Network coding achieves optimal throughput in multicast networks. However, throughput optimality \emph{relies} on the network nodes or routers to code \emph{correctly}. A Byzantine node may introduce junk packets in the network (thus polluting downstream packets and causing the sinks to receive the wrong data) or may choose coding coefficients in a way that significantly reduces the throughput of the network. Most prior work focused on the problem of Byzantine nodes polluting packets. However, even if a Byzantine node does not pollute packets, he can still affect significantly the throughput of the network by not coding correctly. No previous work attempted to verify if a certain node \emph{coded correctly using random coefficients} over \emph{all} of the packets he was supposed to code over.

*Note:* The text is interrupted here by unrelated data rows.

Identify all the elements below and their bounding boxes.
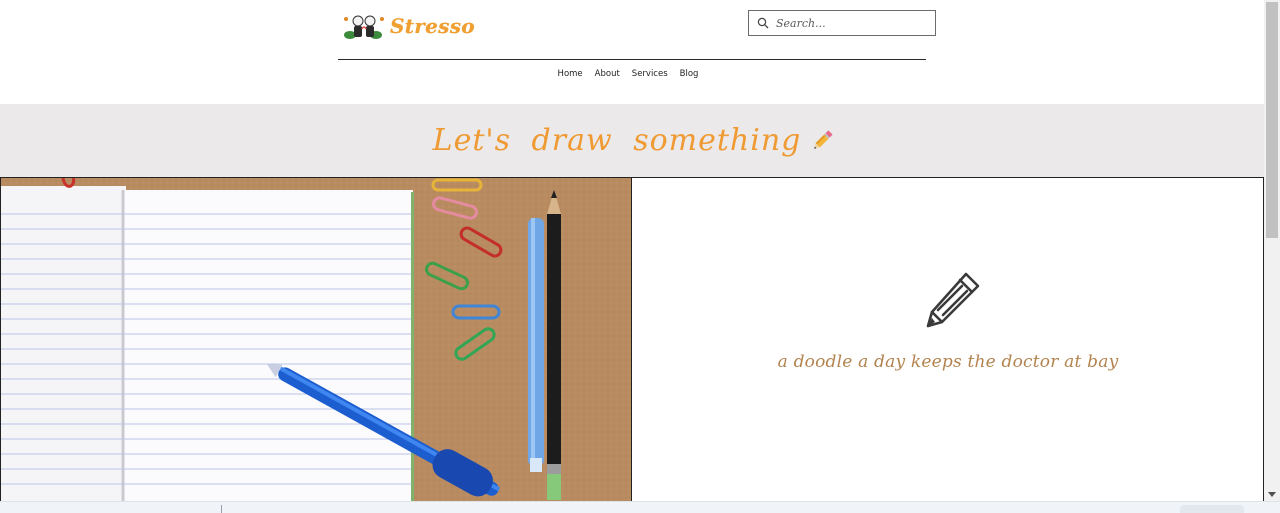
nav-services[interactable]: Services [632,69,668,79]
pencil-icon [920,266,986,332]
logo-illustration-icon [340,11,388,41]
header-divider [338,59,926,60]
search-input[interactable] [774,15,928,31]
feature-panel: a doodle a day keeps the doctor at bay [632,178,1264,502]
pencil-emoji-icon [809,128,835,154]
feature-tagline: a doodle a day keeps the doctor at bay [777,352,1119,372]
feature-section: a doodle a day keeps the doctor at bay [0,177,1264,502]
site-logo[interactable]: Stresso [340,10,475,42]
page: Stresso Home About Services Blog Let's d… [0,0,1280,513]
search-icon [756,16,770,30]
scrollbar-thumb[interactable] [1266,2,1278,238]
search-box[interactable] [748,10,936,36]
hero-banner: Let's draw something [0,104,1264,177]
logo-text: Stresso [390,14,475,38]
banner-title: Let's draw something [432,123,802,158]
nav-about[interactable]: About [595,69,620,79]
scroll-down-arrow-icon[interactable] [1268,492,1276,497]
main-nav: Home About Services Blog [0,69,1264,79]
nav-blog[interactable]: Blog [680,69,699,79]
site-header: Stresso Home About Services Blog [0,0,1264,104]
bottom-bar-tab[interactable] [1180,505,1244,513]
nav-home[interactable]: Home [558,69,583,79]
notebook-photo [0,178,632,502]
browser-bottom-bar [0,501,1280,513]
bottom-bar-separator [221,505,222,513]
vertical-scrollbar[interactable] [1264,0,1280,501]
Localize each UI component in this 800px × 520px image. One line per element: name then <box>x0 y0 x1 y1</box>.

We provide two novel protocols (which we call PIP and Log-PIP) for detecting whether a node coded correctly over all the packets received (i.e., according to a random linear network coding algorithm). Our protocols enable any node in the network to examine a packet received from another node by running a "verification test". With our protocols, the worst an adversary can do and still pass the packet verification test is in fact equivalent to random linear network coding, which has been shown to be optimal in multicast networks. Our protocols resist collusion among nodes and are applicable to a variety of settings. Our topology simulations show that the throughput in the worst case for our protocol is two to three times larger than the throughput in various adversarial strategies allowed by prior work. We implemented our protocols in C/C++ and Java, as well as incorporated them on the Android platform (Nexus One). Our evaluation shows that our protocols impose modest overhead.